Tocar la casa, palpar sus paredes, sus puertas, sus ventanas, sus pestillos, tocar sus escalones, abrir sus armarios, todo eso era mi forma de poseerla.

Tenía asimismo un olor peculiar (...) el que exhalaban, por ejemplo las baldosas blancas y negras del patio interior, o los escalones de mármol del zaguán o las tablas del parquet, o la humedad de una de las paredes...596



Es evidente que la casa de la infancia posee una emoción onírica. Unos pocos detalles son suficientes para conducirnos al ensueño y a la reconstrucción del pasado, siguiendo la pauta de una voz lejana que es la de la memoria que habla dentro de uno.

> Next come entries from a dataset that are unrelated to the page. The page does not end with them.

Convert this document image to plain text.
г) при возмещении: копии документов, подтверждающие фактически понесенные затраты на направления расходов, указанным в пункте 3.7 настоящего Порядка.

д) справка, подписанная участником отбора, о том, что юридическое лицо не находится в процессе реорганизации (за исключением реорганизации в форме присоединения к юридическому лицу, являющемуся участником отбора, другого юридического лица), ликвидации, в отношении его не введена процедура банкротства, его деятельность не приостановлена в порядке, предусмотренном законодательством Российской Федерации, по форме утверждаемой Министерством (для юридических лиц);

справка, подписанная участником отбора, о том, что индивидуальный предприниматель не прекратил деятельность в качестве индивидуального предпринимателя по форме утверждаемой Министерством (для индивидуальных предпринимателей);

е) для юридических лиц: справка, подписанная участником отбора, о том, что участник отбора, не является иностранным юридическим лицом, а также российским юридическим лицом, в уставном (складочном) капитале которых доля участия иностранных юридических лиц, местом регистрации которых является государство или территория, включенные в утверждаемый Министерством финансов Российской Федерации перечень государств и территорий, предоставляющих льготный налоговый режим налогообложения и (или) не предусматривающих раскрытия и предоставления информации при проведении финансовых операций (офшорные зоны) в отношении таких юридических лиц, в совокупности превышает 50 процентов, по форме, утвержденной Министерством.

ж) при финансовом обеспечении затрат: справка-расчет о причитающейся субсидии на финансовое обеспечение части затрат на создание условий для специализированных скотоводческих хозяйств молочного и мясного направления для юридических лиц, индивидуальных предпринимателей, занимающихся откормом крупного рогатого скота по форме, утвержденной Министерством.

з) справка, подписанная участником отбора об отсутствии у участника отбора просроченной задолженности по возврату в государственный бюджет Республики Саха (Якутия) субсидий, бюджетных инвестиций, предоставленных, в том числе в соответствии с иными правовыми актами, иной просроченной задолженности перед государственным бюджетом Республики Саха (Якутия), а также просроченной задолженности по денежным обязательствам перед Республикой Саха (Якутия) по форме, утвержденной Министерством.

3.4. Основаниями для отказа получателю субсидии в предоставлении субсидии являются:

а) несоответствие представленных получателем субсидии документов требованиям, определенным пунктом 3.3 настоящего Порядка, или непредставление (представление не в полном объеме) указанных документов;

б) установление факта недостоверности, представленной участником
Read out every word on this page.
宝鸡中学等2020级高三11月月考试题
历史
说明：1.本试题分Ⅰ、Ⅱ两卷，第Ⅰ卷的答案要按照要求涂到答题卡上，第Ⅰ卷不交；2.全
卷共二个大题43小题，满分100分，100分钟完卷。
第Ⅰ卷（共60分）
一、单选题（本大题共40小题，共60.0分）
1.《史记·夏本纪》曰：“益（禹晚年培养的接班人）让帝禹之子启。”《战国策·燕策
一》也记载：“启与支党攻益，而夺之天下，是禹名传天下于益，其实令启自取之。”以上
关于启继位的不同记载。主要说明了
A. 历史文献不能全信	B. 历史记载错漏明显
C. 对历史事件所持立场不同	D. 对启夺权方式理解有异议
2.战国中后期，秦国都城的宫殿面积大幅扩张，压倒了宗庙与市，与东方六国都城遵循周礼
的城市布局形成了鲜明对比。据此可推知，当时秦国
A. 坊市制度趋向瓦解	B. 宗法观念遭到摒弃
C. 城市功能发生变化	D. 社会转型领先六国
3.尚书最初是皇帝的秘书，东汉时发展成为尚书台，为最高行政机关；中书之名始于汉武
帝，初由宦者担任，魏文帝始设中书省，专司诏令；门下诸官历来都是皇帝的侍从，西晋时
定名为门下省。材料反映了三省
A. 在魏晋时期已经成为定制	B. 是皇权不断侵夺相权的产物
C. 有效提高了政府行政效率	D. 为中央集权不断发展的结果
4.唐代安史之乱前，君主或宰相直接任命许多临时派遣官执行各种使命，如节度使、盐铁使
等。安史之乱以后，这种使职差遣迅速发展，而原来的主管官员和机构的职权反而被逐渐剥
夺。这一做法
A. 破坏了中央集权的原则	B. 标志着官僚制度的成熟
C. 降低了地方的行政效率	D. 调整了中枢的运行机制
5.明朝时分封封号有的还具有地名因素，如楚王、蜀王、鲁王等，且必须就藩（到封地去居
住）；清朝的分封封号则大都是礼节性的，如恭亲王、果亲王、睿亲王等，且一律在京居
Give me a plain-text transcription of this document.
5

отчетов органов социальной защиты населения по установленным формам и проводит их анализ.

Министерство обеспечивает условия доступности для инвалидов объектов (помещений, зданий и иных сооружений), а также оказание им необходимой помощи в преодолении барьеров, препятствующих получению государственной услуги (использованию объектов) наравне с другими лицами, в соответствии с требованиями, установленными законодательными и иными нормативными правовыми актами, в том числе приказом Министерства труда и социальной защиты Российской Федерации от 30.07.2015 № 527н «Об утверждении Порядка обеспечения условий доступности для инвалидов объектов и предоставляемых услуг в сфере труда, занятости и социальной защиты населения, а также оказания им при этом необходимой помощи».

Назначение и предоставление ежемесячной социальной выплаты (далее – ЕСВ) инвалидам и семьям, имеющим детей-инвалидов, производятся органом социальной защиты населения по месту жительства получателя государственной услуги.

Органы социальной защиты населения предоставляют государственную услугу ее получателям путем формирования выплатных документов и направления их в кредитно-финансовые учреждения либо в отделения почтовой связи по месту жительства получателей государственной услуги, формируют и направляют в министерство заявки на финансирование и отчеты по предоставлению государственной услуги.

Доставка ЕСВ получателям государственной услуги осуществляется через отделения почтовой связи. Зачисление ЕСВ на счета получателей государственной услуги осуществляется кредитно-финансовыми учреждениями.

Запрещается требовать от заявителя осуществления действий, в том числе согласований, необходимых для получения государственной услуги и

Así, mediante el ensueño es rescatada la infancia y no mediante los hechos concretos.

Ya para finalizar, quisiera subrayar que la poética del espacio en La borra del café merece un análisis más detenido. De ella depende en gran medida el discurso narrado. El centro del mundo narrativo es Claudio en su altillo mirando al patio centro de la casa, y al árbol, centro del patio con su pájaro, centro el centro mismo. En el patio, la ensoñación, el amigo, la conciencia del cuerpo y de la muerte. Ese mundo pertenece al espacio del Parque Capurro y el resto es el mundo que queda fuera del pasado imperfecto de Claudio Nepomuceno:

La casa tenía un paisaje y un tacto y un olor promedio que era la fragancia general de la vivienda. Cuando llegaba de la calle y abría la puerta, la casa me recibía con su olor propio, y para mí era como recuperar la patria.597



La patria. La pertenencia. La identidad. La casa y su perfume. El cuerpo de la memoria. La patria. La casa598.